Particularly useful methods:
- not chemical name mention
- not disqualified by keyword
- not part of other mentions
- not uninformative keyword mention
Some methods rely on additional data. Partitions of the table text_result_doc_bioentity_names are required for "competing name" methods, whereas partitions of the text_result_doc_genes table are required for disambiguation methods which employ "unambiguous gene" data.
Result Scoring Techniques
The scoring of results involves inspecting the proposed bioentities and assessing their suitability in a particular document location.
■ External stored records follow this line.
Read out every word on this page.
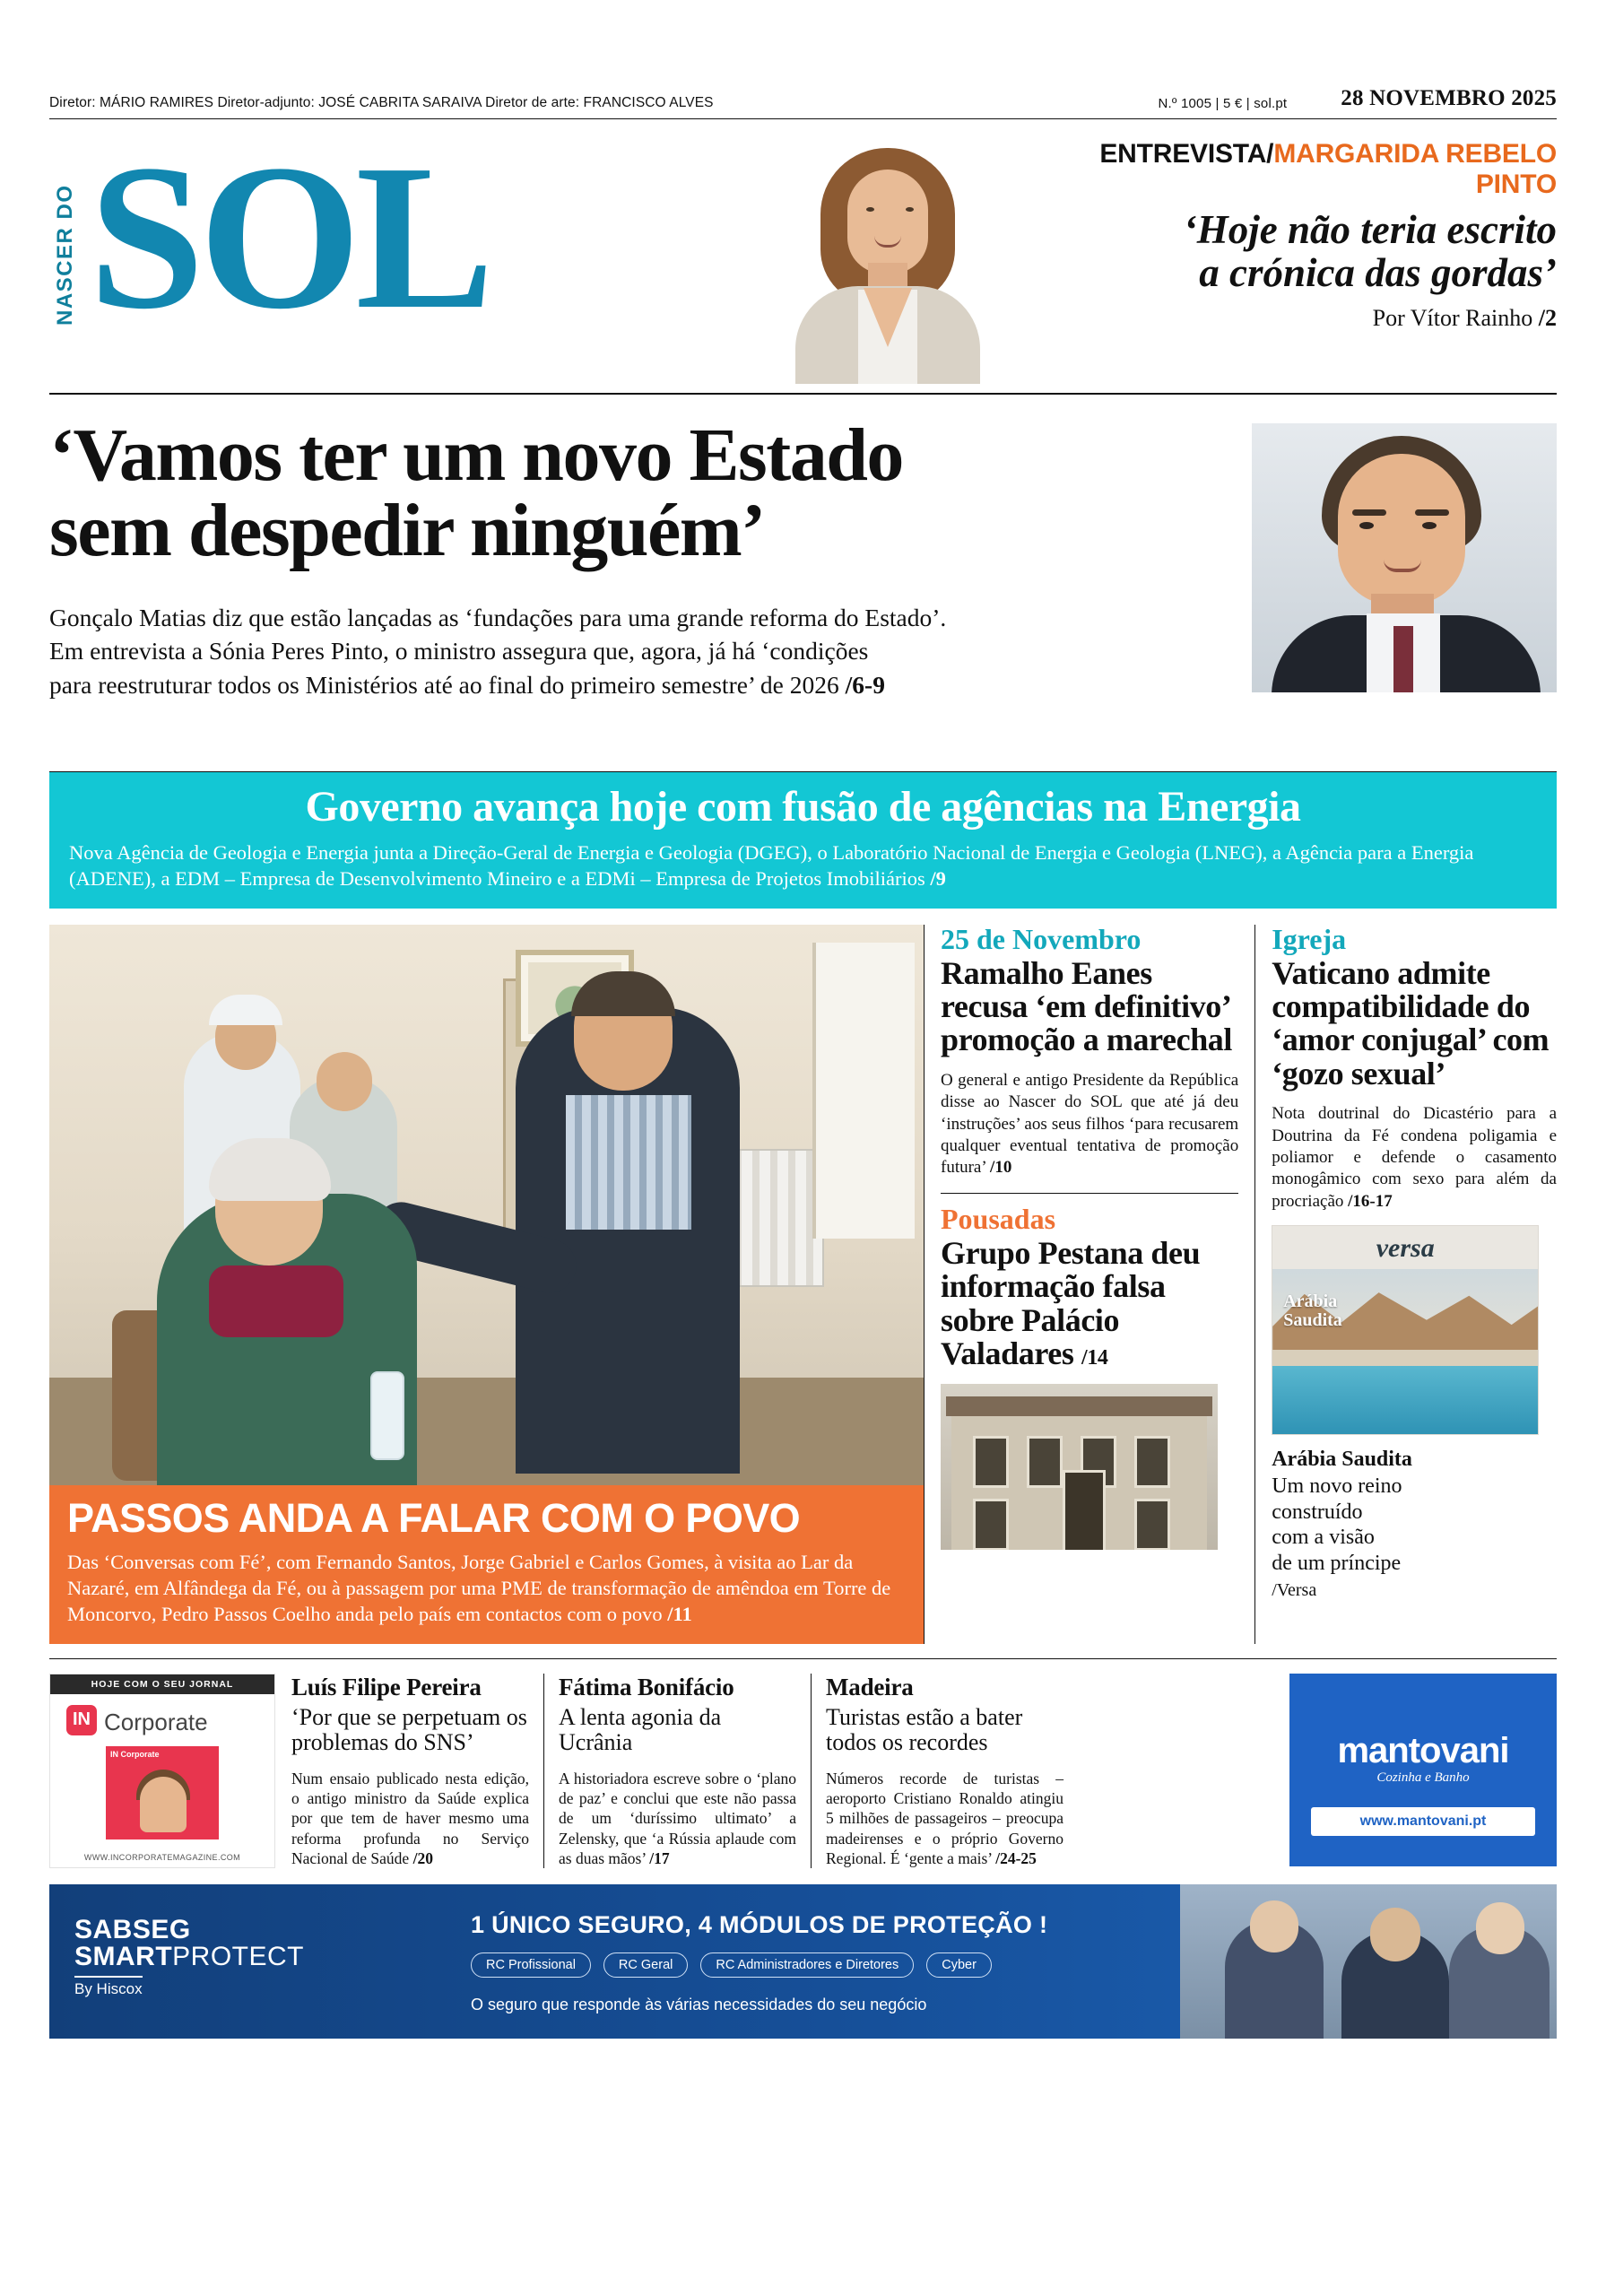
Diretor: MÁRIO RAMIRES Diretor-adjunto: JOSÉ CABRITA SARAIVA Diretor de arte: FRANCISCO ALVES	N.º 1005 | 5 € | sol.pt 28 NOVEMBRO 2025
NASCER DO SOL	ENTREVISTA/MARGARIDA REBELO PINTO
‘Hoje não teria escrito
a crónica das gordas’
Por Vítor Rainho /2
‘Vamos ter um novo Estado
sem despedir ninguém’
Gonçalo Matias diz que estão lançadas as ‘fundações para uma grande reforma do Estado’.
Em entrevista a Sónia Peres Pinto, o ministro assegura que, agora, já há ‘condições
para reestruturar todos os Ministérios até ao final do primeiro semestre’ de 2026 /6-9
Governo avança hoje com fusão de agências na Energia
Nova Agência de Geologia e Energia junta a Direção-Geral de Energia e Geologia (DGEG), o Laboratório Nacional de Energia e Geologia (LNEG), a Agência para a Energia (ADENE), a EDM – Empresa de Desenvolvimento Mineiro e a EDMi – Empresa de Projetos Imobiliários /9
PASSOS ANDA A FALAR COM O POVO
Das ‘Conversas com Fé’, com Fernando Santos, Jorge Gabriel e Carlos Gomes, à visita ao Lar da Nazaré, em Alfândega da Fé, ou à passagem por uma PME de transformação de amêndoa em Torre de Moncorvo, Pedro Passos Coelho anda pelo país em contactos com o povo /11
25 de Novembro
Ramalho Eanes recusa ‘em definitivo’ promoção a marechal
O general e antigo Presidente da República disse ao Nascer do SOL que até já deu ‘instruções’ aos seus filhos ‘para recusarem qualquer eventual tentativa de promoção futura’ /10
Pousadas
Grupo Pestana deu informação falsa sobre Palácio Valadares /14
Igreja
Vaticano admite compatibilidade do ‘amor conjugal’ com ‘gozo sexual’
Nota doutrinal do Dicastério para a Doutrina da Fé condena poligamia e poliamor e defende o casamento monogâmico com sexo para além da procriação /16-17
versa
Arábia
Saudita
Arábia Saudita
Um novo reino
construído
com a visão
de um príncipe
/Versa
HOJE COM O SEU JORNAL
IN Corporate
IN Corporate
WWW.INCORPORATEMAGAZINE.COM
Luís Filipe Pereira
‘Por que se perpetuam os problemas do SNS’
Num ensaio publicado nesta edição, o antigo ministro da Saúde explica por que tem de haver mesmo uma reforma profunda no Serviço Nacional de Saúde /20
Fátima Bonifácio
A lenta agonia da Ucrânia
A historiadora escreve sobre o ‘plano de paz’ e conclui que este não passa de um ‘duríssimo ultimato’ a Zelensky, que ‘a Rússia aplaude com as duas mãos’ /17
Madeira
Turistas estão a bater todos os recordes
Números recorde de turistas – aeroporto Cristiano Ronaldo atingiu 5 milhões de passageiros – preocupa madeirenses e o próprio Governo Regional. É ‘gente a mais’ /24-25
mantovani
Cozinha e Banho
www.mantovani.pt
SABSEG
SMARTPROTECT
By Hiscox
1 ÚNICO SEGURO, 4 MÓDULOS DE PROTEÇÃO !
RC Profissional	RC Geral	RC Administradores e Diretores	Cyber
O seguro que responde às várias necessidades do seu negócio
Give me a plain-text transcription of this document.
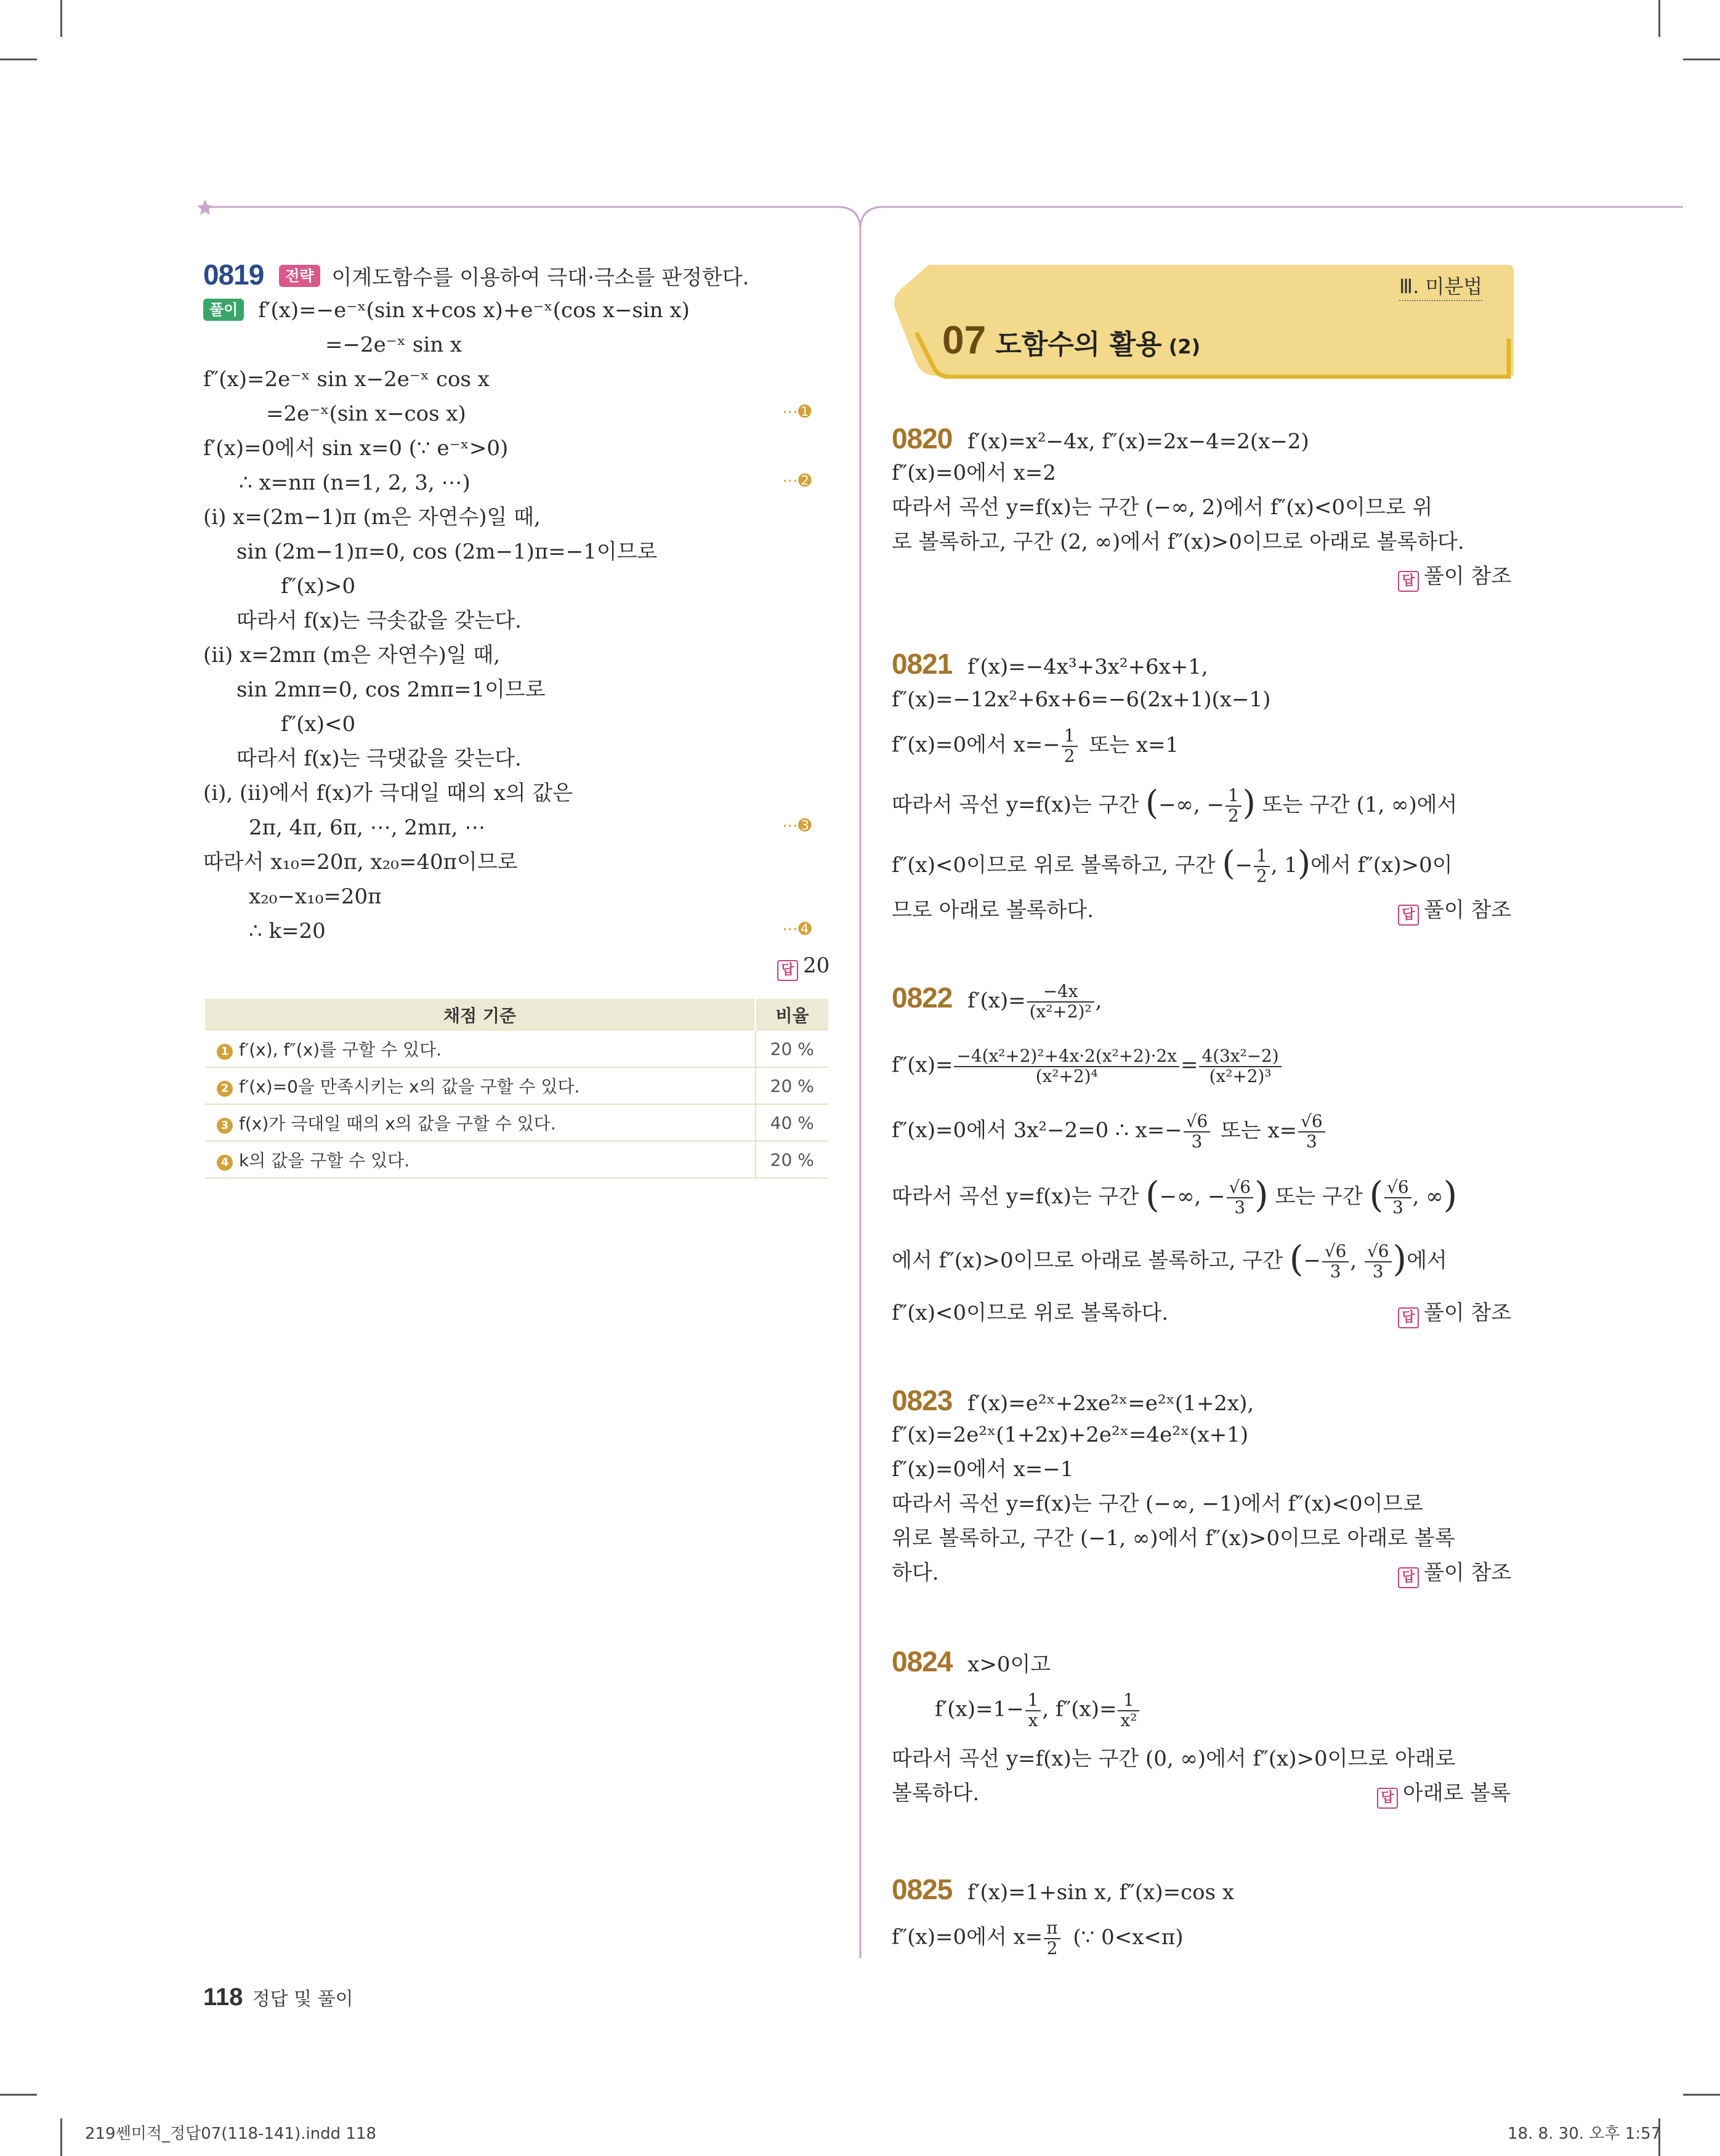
Ⅲ. 미분법
07 도함수의 활용 (2)
0819 전략 이계도함수를 이용하여 극대·극소를 판정한다.
풀이 f′(x)=−e⁻ˣ(sin x+cos x)+e⁻ˣ(cos x−sin x)
=−2e⁻ˣ sin x
f″(x)=2e⁻ˣ sin x−2e⁻ˣ cos x
=2e⁻ˣ(sin x−cos x)
f′(x)=0에서 sin x=0 (∵ e⁻ˣ>0)
∴ x=nπ (n=1, 2, 3, ⋯)
(ⅰ) x=(2m−1)π (m은 자연수)일 때,
sin (2m−1)π=0, cos (2m−1)π=−1이므로
f″(x)>0
따라서 f(x)는 극솟값을 갖는다.
(ⅱ) x=2mπ (m은 자연수)일 때,
sin 2mπ=0, cos 2mπ=1이므로
f″(x)<0
따라서 f(x)는 극댓값을 갖는다.
(ⅰ), (ⅱ)에서 f(x)가 극대일 때의 x의 값은
2π, 4π, 6π, ⋯, 2mπ, ⋯
따라서 x₁₀=20π, x₂₀=40π이므로
x₂₀−x₁₀=20π
∴ k=20
⋯➊
⋯➋
⋯➌
⋯➍
답 20
채점 기준	비율
1 f′(x), f″(x)를 구할 수 있다.	20 %
2 f′(x)=0을 만족시키는 x의 값을 구할 수 있다.	20 %
3 f(x)가 극대일 때의 x의 값을 구할 수 있다.	40 %
4 k의 값을 구할 수 있다.	20 %
0820 f′(x)=x²−4x, f″(x)=2x−4=2(x−2)
f″(x)=0에서 x=2
따라서 곡선 y=f(x)는 구간 (−∞, 2)에서 f″(x)<0이므로 위
로 볼록하고, 구간 (2, ∞)에서 f″(x)>0이므로 아래로 볼록하다.
답 풀이 참조
0821 f′(x)=−4x³+3x²+6x+1,
f″(x)=−12x²+6x+6=−6(2x+1)(x−1)
f″(x)=0에서 $x=- \frac{1}{2}$ 또는 x=1
따라서 곡선 y=f(x)는 구간 (−∞, − $\frac{1}{2}$ ) 또는 구간 (1, ∞)에서
f″(x)<0이므로 위로 볼록하고, 구간 (− $\frac{1}{2}$ , 1)에서 f″(x)>0이
므로 아래로 볼록하다.	답 풀이 참조
0822 $f'(x)= \frac{-4x}{\text{(x²+2)²}}$ ,
$f''(x)= \frac{\text{−4(x²+2)²+4x·2(x²+2)·2x}}{\text{(x²+2)⁴}} = \frac{\text{4(3x²−2)}}{\text{(x²+2)³}}$
f″(x)=0에서 3x²−2=0 ∴ $x=- \frac{√6}{3}$ 또는 $x= \frac{√6}{3}$
따라서 곡선 y=f(x)는 구간 (−∞, − $\frac{√6}{3}$ ) 또는 구간 ( $\frac{√6}{3}$ , ∞)
에서 f″(x)>0이므로 아래로 볼록하고, 구간 (− $\frac{√6}{3}$ , $\frac{√6}{3}$ )에서
f″(x)<0이므로 위로 볼록하다.	답 풀이 참조
0823 f′(x)=e²ˣ+2xe²ˣ=e²ˣ(1+2x),
f″(x)=2e²ˣ(1+2x)+2e²ˣ=4e²ˣ(x+1)
f″(x)=0에서 x=−1
따라서 곡선 y=f(x)는 구간 (−∞, −1)에서 f″(x)<0이므로
위로 볼록하고, 구간 (−1, ∞)에서 f″(x)>0이므로 아래로 볼록
하다.	답 풀이 참조
0824 x>0이고
$f'(x)=1- \frac{1}{x}$ , $f''(x)= \frac{1}{\text{x²}}$
따라서 곡선 y=f(x)는 구간 (0, ∞)에서 f″(x)>0이므로 아래로
볼록하다.	답 아래로 볼록
0825 f′(x)=1+sin x, f″(x)=cos x
f″(x)=0에서 $x= \frac{\pi}{2}$ (∵ 0<x<π)
118 정답 및 풀이
219쎈미적_정답07(118-141).indd 118	18. 8. 30. 오후 1:57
Such assessment methods employ the following approaches:
Effect of method | ||
Means of assessment | Confirm bioentity relevance (scoring supported bioentities positively) | Disambiguate bioentities (identifying unsupported bioentities and scoring them negatively) |
Find supporting contextual information | ||
Find more supporting contextual information for the "best" bioentities | ||
Compare bioentities in order to identify the "best" bioentities |
Methods which confirm bioentity relevance may be combined to test whether a mention satisfies the criteria from all such methods. However, where a mention need only satisfy the criteria from a single method, it is more appropriate to combine disambiguation methods, since these should only exclude mentions on a conservative basis.
Competing Names
PubMed #7479798: gene #1434 is referenced by names CSE1 and CAS, but CAS is used ambiguously. Since the other genes referenced by CAS are not supported by other names, CAS is interpreted as also being a reference to gene #1434.